Here, Plaintiff alleges that the circuit breaker and electrical system at the Walnut property was defective or inadequately maintained and that this hazard was concealed. (FAC, ¶ 11.) Thus, Plaintiff alleged the existence of a hazardous condition at the Walnut property. Plaintiff also alleges Defendant knew or should have known that the electrical system was defective or inadequately maintained and failed to inform Plaintiff’s employer of this condition. (FAC, ¶ 15, 18-19.) Furthermore, Plaintiff alleges Plaintiff’s employer neither knew nor should have known of this hazardous condition. (FAC, ¶ 19.)

 

In response, Defendant argues Plaintiff failed to allege specific facts showing Defendant knew of this defect and that this defect existed. However, such specificity is not required when Defendant is in an equal or better position than Plaintiff to have knowledge of the details surrounding the facts alleged. (See Randall v. Ditech Financial, LLC (2018) 23 Cal.App.5th 804, 810.) Thus, the court finds Plaintiff adequately alleged the existence of a concealed hazard.

 

Accordingly, Defendant’s demurrer is OVERRULED.

 

Motion to Strike

 

Defendant moves to strike punitive damages allegations and a request for prejudgment interest from Plaintiff’s FAC. For the following reasons, the court GRANTS Defendant’s motion as to the punitive damages allegations and DENIES Defendant’s motion as to the prayer for prejudgment interest.

 

Legal Standard

 

Upon a party’s motion or the court’s own motion, the court may strike any irrelevant, false, or improper matter inserted in any pleading. (Code Civ. Proc., § 436, subd. (a).) The court may also “[s]trike out all or any part of any pleading not drawn or filed in conformity with the laws of this state, a court rule, or an order of the court.” (Code Civ.
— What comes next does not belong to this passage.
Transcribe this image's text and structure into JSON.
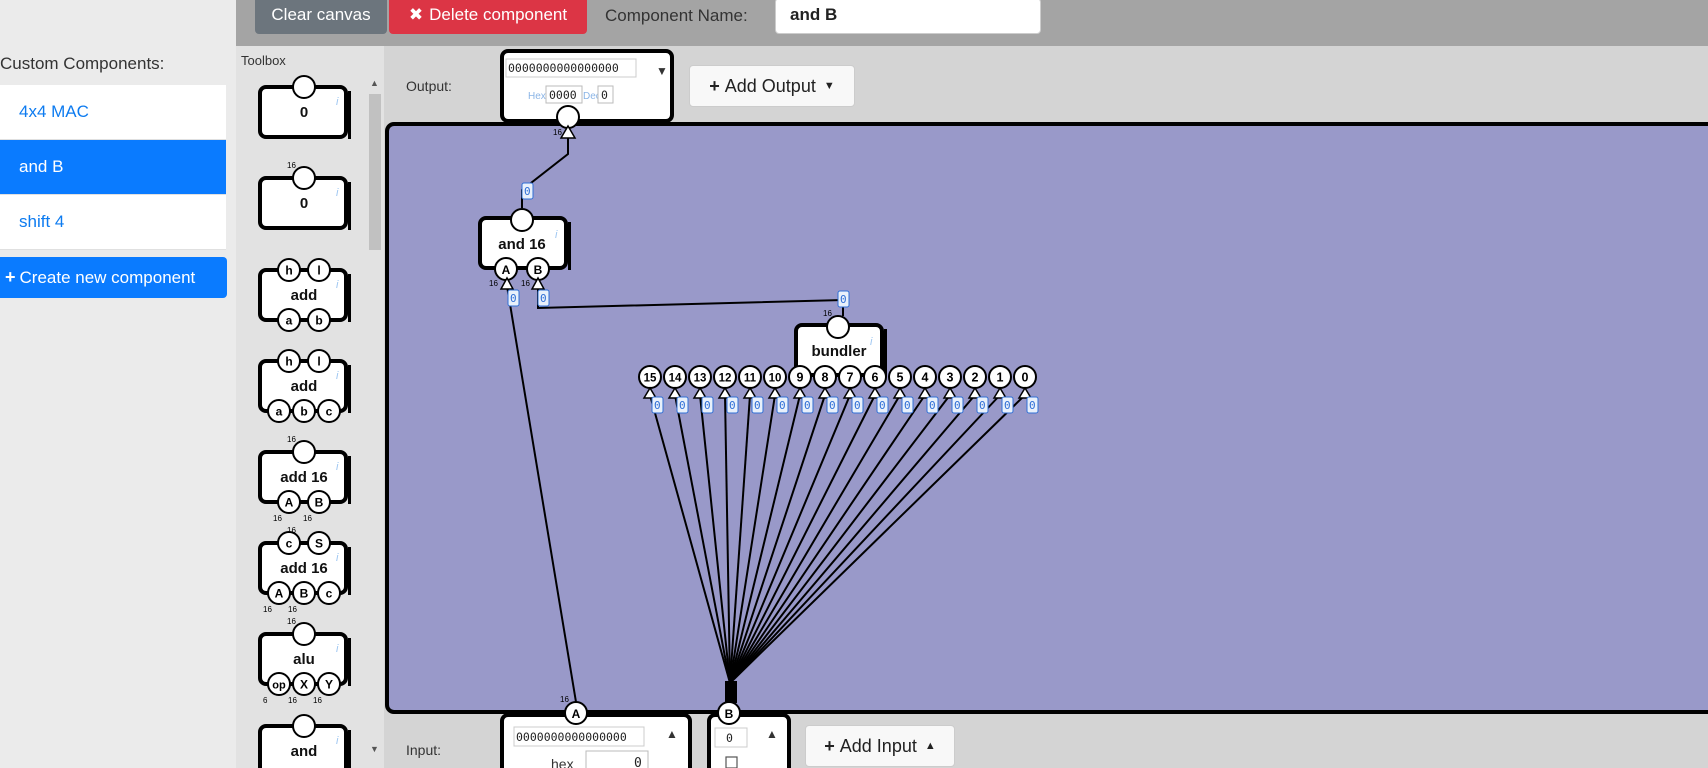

Proc., § 436, subd. (b).) “The grounds for a motion to strike shall appear on the face of the challenged pleading or from any matter of which the court is required to take judicial notice.” (Code Civ. Proc., § 437, subd. (a).)

 

Discussion

 

In this case, Defendant first argues Plaintiff’s allegation regarding punitive damages pursuant to Civil Code section 3294, subdivision (b) in paragraph six is unsupported and improper. In Plaintiff’s opposition, Plaintiff agrees. (Opp. P. 2:16-25.) Thus, the court GRANTS Defendant’s motion as to this allegation in paragraph six of the FAC.

 

Regarding Plaintiff’s prayer for prejudgment interest, Defendant contends prejudgment interest is not allowed in tort actions where the amount of damages is unliquidated and unknown to Defendant. (Curtis v. State of California ex rel. Dept. of Transportation (1982) 128 Cal.App.3d 668, 686.) However, the same authority cited by Defendant also states that Civil Code section 3288 gives a jury discretion to award prejudgment interest for unliquidated tort claims. (Ibid.) Furthermore, Civil Code section 3291 gives Plaintiff a right to obtain prejudgment interest for tort claims when a settlement offer pursuant to Code of Civil Procedure section 998 is made. Thus, the court finds Defendant’s argument is without merit, and DENIES Defendant’s motion to strike as to Plaintiff’s prayer for prejudgment interest.

 

CONCLUSION


Based on the foregoing, Defendant’s demurrer to Plaintiff’s FAC is OVERRULED.

 

Based upon the recommendations made on the demurrer, Defendant’s motion to strike portions of Plaintiff’s FAC is GRANTED IN PART as to paragraph six of Plaintiff’s FAC and DENIED IN PART as to Plaintiff’s prayer for prejudgment interest.  

The court will hear from Plaintiff whether leave to amend should be granted as to paragraph six (punitive damages).